Süreç içinde bilmeden konuşanlar, kontrolsüz açıklamalar, aman birilerine dokunacak diye kontrollü çıkışlar falan filan…
Tur iptallerinin nasıl olması gerektiği yetkililerce tam olarak açıklanamadı. Ya da çok geç açıklamalar yapıldı. Paket tur sözleşmesindeki ifadeler de yeterince anlatılamadı.
Milli havayolumuz bile birkaç salgın riski yüksek ülke dışında hemen her yere uçmaya devam ederken tur şirketlerinden neredeyse bütün turlarını iptal etmeleri, vatandaşlardan da yurt dışına çıkmamaları istendi.
Münferit kesilen bilet ile acentenin havayolundan kestirdiği grup bilet arasındaki farka kadar anlatmak zorunda kaldı markalar, ama ok yaydan çıktı:
İptal, iptal, iptal….
Şu sesler karşısında turizmciler ne yapabildi? Turizm meslek örgütleri ve diğer karar vericiler ne yapabildi?
“Tur şirketleri paramızı verin! Bakan açıkladı, Öbür bakan da açıkladı, Canım bütün bakanlar açıkladı. Paramızı verin…”
Toplumsal hayatın yeni kazandığı kavramlardan biri olan tur sözleşmesinde geçen “mücbir sebebin” bile ne olduğunu tam anlayamadı insanlar.
Öyle ya salgın öngörülemeyen bir major durum olarak mücbir sebep ama 3 vakanın görüldüğü bir ülkede salgın var denilebilir mi? Mesela Afrika’da 5 kişi aynı anda kızamık olsa bu bir salgın hastalık mı diyeceğiz?
“Yurtdışına çıkmayın deniyor ama havayollarının uçuşları devam ediyor, biz dışarı çıkmayalım ama dışarıdan insanlar geliyor, ne olacak? Giden gelirse de 14 gün evden dışarı çıkmayacak. İş yerim hayatta izin vermez…”
İnsanlar öyle korktular ki yurtiçinde bile kalabalık yerlerde, kapalı mekanlardan kaçar oldular. Bilgi kirliliği aldı başını gitti.
Turizmi bundan daha geriye götürecek bir kriz görmedim. Çünkü burada bir yerden bir yere gitme motivasyonu kırılıyor. Seyahat etme güdüsüne ket vuran bir süreç yaşıyoruz. Bu kayıpların artıya dönmesi çok büyük zaman alacak görünüyor.
Peki tur şirketlerinin günahı ne? Her gün çalışıp en uygun fiyata tüketiciye seyahat hizmet sunmaya çalışan tur şirketlerinin günahı ne? Onların haklarını kim koruyacak? Turizm sektörünün dişiyle tırnağıyla kazıyıp geldiği bu noktaları kim koruyacak? Turizm çalışanlarını, markaları kim koruyacak?

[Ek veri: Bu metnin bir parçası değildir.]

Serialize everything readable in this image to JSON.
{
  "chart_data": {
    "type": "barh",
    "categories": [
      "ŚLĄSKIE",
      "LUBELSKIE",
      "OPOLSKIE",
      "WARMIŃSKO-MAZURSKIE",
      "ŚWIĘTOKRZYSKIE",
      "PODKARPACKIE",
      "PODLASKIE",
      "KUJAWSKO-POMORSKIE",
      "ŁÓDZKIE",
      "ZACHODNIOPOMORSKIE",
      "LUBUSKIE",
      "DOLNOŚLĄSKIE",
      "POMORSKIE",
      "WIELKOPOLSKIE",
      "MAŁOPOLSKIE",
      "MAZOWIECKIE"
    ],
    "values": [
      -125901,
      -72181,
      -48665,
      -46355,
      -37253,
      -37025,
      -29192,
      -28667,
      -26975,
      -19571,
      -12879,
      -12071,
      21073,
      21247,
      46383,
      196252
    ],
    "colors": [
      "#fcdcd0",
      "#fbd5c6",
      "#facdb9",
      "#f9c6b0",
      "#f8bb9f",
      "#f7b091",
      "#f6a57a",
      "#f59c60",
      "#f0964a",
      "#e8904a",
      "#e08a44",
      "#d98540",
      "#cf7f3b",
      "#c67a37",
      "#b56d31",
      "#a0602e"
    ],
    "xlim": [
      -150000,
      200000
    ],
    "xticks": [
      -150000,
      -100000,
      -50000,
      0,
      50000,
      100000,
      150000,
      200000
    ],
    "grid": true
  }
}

Acentelerin dayanacak ne kadar zamanı var?
Bizim bizzat acentecilikten gelen bir turizm bakanımız var. Sayın Bakanım sizden büyük laflar değil, küçük destek cümleleri bile duysak bize yeterdi.

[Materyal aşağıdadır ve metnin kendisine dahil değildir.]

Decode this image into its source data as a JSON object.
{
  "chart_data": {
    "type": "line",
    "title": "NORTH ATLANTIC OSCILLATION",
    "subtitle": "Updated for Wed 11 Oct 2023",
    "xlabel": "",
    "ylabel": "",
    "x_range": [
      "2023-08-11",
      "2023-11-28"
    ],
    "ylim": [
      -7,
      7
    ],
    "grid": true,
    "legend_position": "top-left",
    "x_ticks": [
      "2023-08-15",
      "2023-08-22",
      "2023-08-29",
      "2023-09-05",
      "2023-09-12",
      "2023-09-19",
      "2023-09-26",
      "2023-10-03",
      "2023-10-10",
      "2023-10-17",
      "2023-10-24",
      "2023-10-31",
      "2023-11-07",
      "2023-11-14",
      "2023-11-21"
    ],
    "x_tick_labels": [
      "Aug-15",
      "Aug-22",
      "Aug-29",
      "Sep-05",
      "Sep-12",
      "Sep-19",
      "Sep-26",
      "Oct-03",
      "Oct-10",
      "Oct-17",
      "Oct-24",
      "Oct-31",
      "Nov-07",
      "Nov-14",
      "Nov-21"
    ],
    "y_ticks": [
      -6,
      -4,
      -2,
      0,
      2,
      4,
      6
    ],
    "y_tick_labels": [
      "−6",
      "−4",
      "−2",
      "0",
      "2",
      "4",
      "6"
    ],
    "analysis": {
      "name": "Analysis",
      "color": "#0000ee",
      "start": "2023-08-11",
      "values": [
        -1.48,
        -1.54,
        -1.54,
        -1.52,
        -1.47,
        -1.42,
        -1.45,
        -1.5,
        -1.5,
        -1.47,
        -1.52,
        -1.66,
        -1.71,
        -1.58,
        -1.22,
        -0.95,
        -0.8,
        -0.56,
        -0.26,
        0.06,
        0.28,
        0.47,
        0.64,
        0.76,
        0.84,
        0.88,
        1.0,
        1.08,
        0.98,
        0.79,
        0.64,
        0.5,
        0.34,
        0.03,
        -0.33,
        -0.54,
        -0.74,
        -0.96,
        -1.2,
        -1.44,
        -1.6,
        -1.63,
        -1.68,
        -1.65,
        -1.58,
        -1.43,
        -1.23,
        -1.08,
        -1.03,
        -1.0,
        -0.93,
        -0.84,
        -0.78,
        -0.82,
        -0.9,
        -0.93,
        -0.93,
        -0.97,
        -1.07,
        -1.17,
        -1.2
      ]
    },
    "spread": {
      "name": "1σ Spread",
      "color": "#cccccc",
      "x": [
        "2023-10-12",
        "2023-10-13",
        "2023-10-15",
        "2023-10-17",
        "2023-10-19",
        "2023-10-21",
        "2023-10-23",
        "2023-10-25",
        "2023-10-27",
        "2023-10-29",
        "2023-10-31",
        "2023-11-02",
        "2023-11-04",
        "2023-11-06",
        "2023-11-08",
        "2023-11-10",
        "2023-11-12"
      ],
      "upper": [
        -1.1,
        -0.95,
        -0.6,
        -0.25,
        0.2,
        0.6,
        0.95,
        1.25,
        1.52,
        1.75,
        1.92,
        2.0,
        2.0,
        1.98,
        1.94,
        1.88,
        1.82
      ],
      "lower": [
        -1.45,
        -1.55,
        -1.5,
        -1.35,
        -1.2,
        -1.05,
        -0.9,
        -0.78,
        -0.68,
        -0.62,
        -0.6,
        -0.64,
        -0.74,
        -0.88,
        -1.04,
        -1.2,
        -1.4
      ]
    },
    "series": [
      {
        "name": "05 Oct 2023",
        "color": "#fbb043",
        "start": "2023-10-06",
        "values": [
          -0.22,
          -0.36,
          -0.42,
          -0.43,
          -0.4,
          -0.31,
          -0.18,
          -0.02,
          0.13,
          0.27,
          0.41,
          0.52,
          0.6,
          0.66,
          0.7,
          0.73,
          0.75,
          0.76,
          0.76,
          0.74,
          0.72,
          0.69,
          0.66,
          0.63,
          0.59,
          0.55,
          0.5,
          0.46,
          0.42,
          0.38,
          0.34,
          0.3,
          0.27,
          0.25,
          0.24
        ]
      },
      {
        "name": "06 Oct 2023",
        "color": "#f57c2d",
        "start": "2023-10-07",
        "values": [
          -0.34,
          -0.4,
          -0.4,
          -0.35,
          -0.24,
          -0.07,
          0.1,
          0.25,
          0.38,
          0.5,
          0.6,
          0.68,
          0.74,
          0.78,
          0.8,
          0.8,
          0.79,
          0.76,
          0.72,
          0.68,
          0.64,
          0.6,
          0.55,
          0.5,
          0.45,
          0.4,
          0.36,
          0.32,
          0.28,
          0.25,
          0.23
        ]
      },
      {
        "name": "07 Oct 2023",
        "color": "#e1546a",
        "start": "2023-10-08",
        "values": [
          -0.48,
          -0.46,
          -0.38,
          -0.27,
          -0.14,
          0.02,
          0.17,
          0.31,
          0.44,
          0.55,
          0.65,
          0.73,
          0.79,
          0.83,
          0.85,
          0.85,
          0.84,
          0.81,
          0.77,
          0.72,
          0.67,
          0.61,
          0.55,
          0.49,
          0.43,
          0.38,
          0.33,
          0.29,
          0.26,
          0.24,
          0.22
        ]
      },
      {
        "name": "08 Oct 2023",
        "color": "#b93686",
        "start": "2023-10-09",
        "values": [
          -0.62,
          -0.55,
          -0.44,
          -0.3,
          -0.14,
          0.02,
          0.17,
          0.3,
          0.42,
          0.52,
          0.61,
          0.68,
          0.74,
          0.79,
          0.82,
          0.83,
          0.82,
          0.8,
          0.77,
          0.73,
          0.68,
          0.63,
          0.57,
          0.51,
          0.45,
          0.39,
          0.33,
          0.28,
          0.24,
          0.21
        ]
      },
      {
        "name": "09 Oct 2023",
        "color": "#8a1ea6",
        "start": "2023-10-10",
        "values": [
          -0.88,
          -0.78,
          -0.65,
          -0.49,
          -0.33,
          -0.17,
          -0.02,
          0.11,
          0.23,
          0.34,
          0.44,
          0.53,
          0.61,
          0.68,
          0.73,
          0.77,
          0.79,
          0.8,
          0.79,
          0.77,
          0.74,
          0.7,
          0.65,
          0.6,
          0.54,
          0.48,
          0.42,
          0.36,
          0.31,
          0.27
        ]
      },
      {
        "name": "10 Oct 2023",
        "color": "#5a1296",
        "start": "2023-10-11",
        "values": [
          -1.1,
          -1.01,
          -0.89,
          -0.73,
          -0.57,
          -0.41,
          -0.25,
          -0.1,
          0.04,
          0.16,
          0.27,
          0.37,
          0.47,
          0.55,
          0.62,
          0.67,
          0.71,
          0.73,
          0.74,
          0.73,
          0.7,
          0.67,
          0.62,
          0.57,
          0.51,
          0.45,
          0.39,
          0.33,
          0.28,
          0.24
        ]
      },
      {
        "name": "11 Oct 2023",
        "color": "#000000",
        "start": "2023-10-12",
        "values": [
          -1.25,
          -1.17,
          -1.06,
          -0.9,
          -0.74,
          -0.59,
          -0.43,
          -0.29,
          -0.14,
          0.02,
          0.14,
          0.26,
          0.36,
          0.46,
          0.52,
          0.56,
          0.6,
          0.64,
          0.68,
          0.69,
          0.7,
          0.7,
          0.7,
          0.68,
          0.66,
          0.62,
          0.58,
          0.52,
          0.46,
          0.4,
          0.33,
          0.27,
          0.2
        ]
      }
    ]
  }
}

Görünür karanlık kısa olsun diye acentelere can suyu olabilecek formüller de hiç yok değil!
Birleşmiş Milletler Dünya Turizm Örgütü Genel Sekreteri Zurab Pololikashvili koronavirüs salgınının uluslararası turizm gelirlerinde ise 30 ila 50 milyar dolarlık kayba yol açtığını belirtti. Bu rakam mutlaka artacaktır.

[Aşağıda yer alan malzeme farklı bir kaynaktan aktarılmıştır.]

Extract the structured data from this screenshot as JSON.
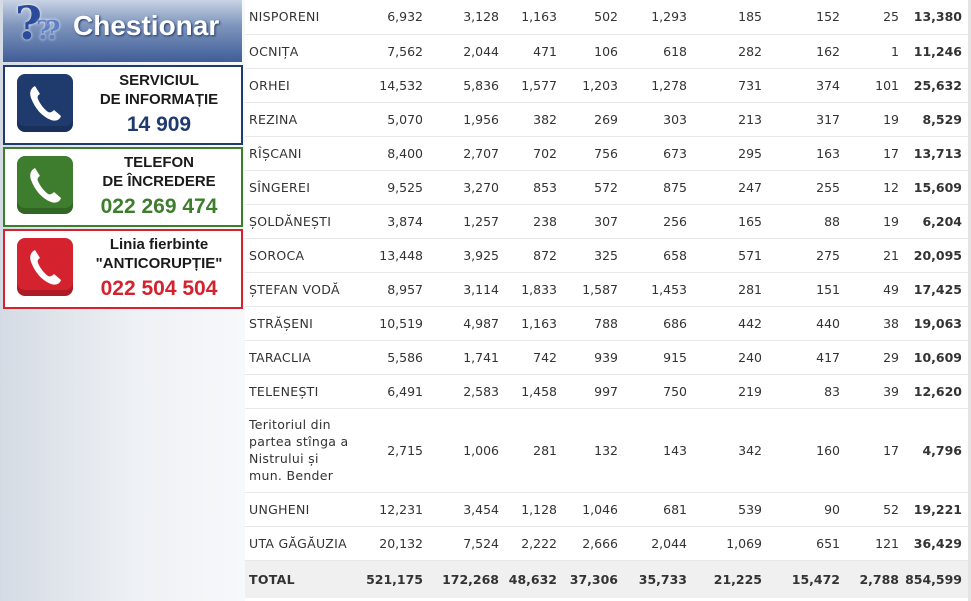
{
  "sidebar": {
    "banner_title": "Chestionar",
    "banner_icon": "question-marks-icon",
    "hotlines": [
      {
        "line1": "SERVICIUL",
        "line2": "DE INFORMAȚIE",
        "number": "14 909",
        "color": "#1f3b6e"
      },
      {
        "line1": "TELEFON",
        "line2": "DE ÎNCREDERE",
        "number": "022 269 474",
        "color": "#3e7d2e"
      },
      {
        "line1": "Linia fierbinte",
        "line2": "\"ANTICORUPȚIE\"",
        "number": "022 504 504",
        "color": "#d4222e"
      }
    ]
  },
  "table": {
    "rows": [
      {
        "name": "NISPORENI",
        "values": [
          "6,932",
          "3,128",
          "1,163",
          "502",
          "1,293",
          "185",
          "152",
          "25"
        ],
        "total": "13,380"
      },
      {
        "name": "OCNIȚA",
        "values": [
          "7,562",
          "2,044",
          "471",
          "106",
          "618",
          "282",
          "162",
          "1"
        ],
        "total": "11,246"
      },
      {
        "name": "ORHEI",
        "values": [
          "14,532",
          "5,836",
          "1,577",
          "1,203",
          "1,278",
          "731",
          "374",
          "101"
        ],
        "total": "25,632"
      },
      {
        "name": "REZINA",
        "values": [
          "5,070",
          "1,956",
          "382",
          "269",
          "303",
          "213",
          "317",
          "19"
        ],
        "total": "8,529"
      },
      {
        "name": "RÎȘCANI",
        "values": [
          "8,400",
          "2,707",
          "702",
          "756",
          "673",
          "295",
          "163",
          "17"
        ],
        "total": "13,713"
      },
      {
        "name": "SÎNGEREI",
        "values": [
          "9,525",
          "3,270",
          "853",
          "572",
          "875",
          "247",
          "255",
          "12"
        ],
        "total": "15,609"
      },
      {
        "name": "ȘOLDĂNEȘTI",
        "values": [
          "3,874",
          "1,257",
          "238",
          "307",
          "256",
          "165",
          "88",
          "19"
        ],
        "total": "6,204"
      },
      {
        "name": "SOROCA",
        "values": [
          "13,448",
          "3,925",
          "872",
          "325",
          "658",
          "571",
          "275",
          "21"
        ],
        "total": "20,095"
      },
      {
        "name": "ȘTEFAN VODĂ",
        "values": [
          "8,957",
          "3,114",
          "1,833",
          "1,587",
          "1,453",
          "281",
          "151",
          "49"
        ],
        "total": "17,425"
      },
      {
        "name": "STRĂȘENI",
        "values": [
          "10,519",
          "4,987",
          "1,163",
          "788",
          "686",
          "442",
          "440",
          "38"
        ],
        "total": "19,063"
      },
      {
        "name": "TARACLIA",
        "values": [
          "5,586",
          "1,741",
          "742",
          "939",
          "915",
          "240",
          "417",
          "29"
        ],
        "total": "10,609"
      },
      {
        "name": "TELENEȘTI",
        "values": [
          "6,491",
          "2,583",
          "1,458",
          "997",
          "750",
          "219",
          "83",
          "39"
        ],
        "total": "12,620"
      },
      {
        "name": "Teritoriul din partea stînga a Nistrului și mun. Bender",
        "values": [
          "2,715",
          "1,006",
          "281",
          "132",
          "143",
          "342",
          "160",
          "17"
        ],
        "total": "4,796",
        "tall": true
      },
      {
        "name": "UNGHENI",
        "values": [
          "12,231",
          "3,454",
          "1,128",
          "1,046",
          "681",
          "539",
          "90",
          "52"
        ],
        "total": "19,221"
      },
      {
        "name": "UTA GĂGĂUZIA",
        "values": [
          "20,132",
          "7,524",
          "2,222",
          "2,666",
          "2,044",
          "1,069",
          "651",
          "121"
        ],
        "total": "36,429"
      }
    ],
    "total_row": {
      "name": "TOTAL",
      "values": [
        "521,175",
        "172,268",
        "48,632",
        "37,306",
        "35,733",
        "21,225",
        "15,472",
        "2,788"
      ],
      "total": "854,599"
    }
  }
}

Hiç vakit kaybetmeden turizm şirketlerini koruyucu resmi tedbirlerin hayata geçirilmesini bekliyoruz.
İşte birkaç öneri…
• SGK, vergi ödemeleri ve kredi borçlarının ilk etapta 3 ay ertelenmesi
• Bankalardan düşük faizli, ileri ödemeli kredi imkanı tanınmalı, KDV oranı düşürülmeli
• Havayollarının grup bilet iptal hakkında kolaylık sağlamalı
• Koronavirüs nedeniyle tur iptal etmek isteyenlerin haklarının yeni bir seyahatte kullanılmak üzere ertelenmesi. Böylelikle acentelerin ödeme yükümlülüğünün azaltılması
• 1618 sayılı yasa hızla revize edilerek devreye alınmalı ve Turizm Teşvik Kanunu’ndan acentelerin daha çok yararlanması sağlanmalı
• Medyada iletişimin doğru yönetilmesi
• Turizm Tanıtma Ajansı katkı paylarının iptal edilmesi
• Bakanlıklar arası koordinasyon ile bir kriz masasının kurulması
Not: Yazının sorumluluğu yazarına aittir. www.turizmajansi.com ile bağlantı kurulamaz; doğacak hukuki sonuçlardan site sorumlu değildir.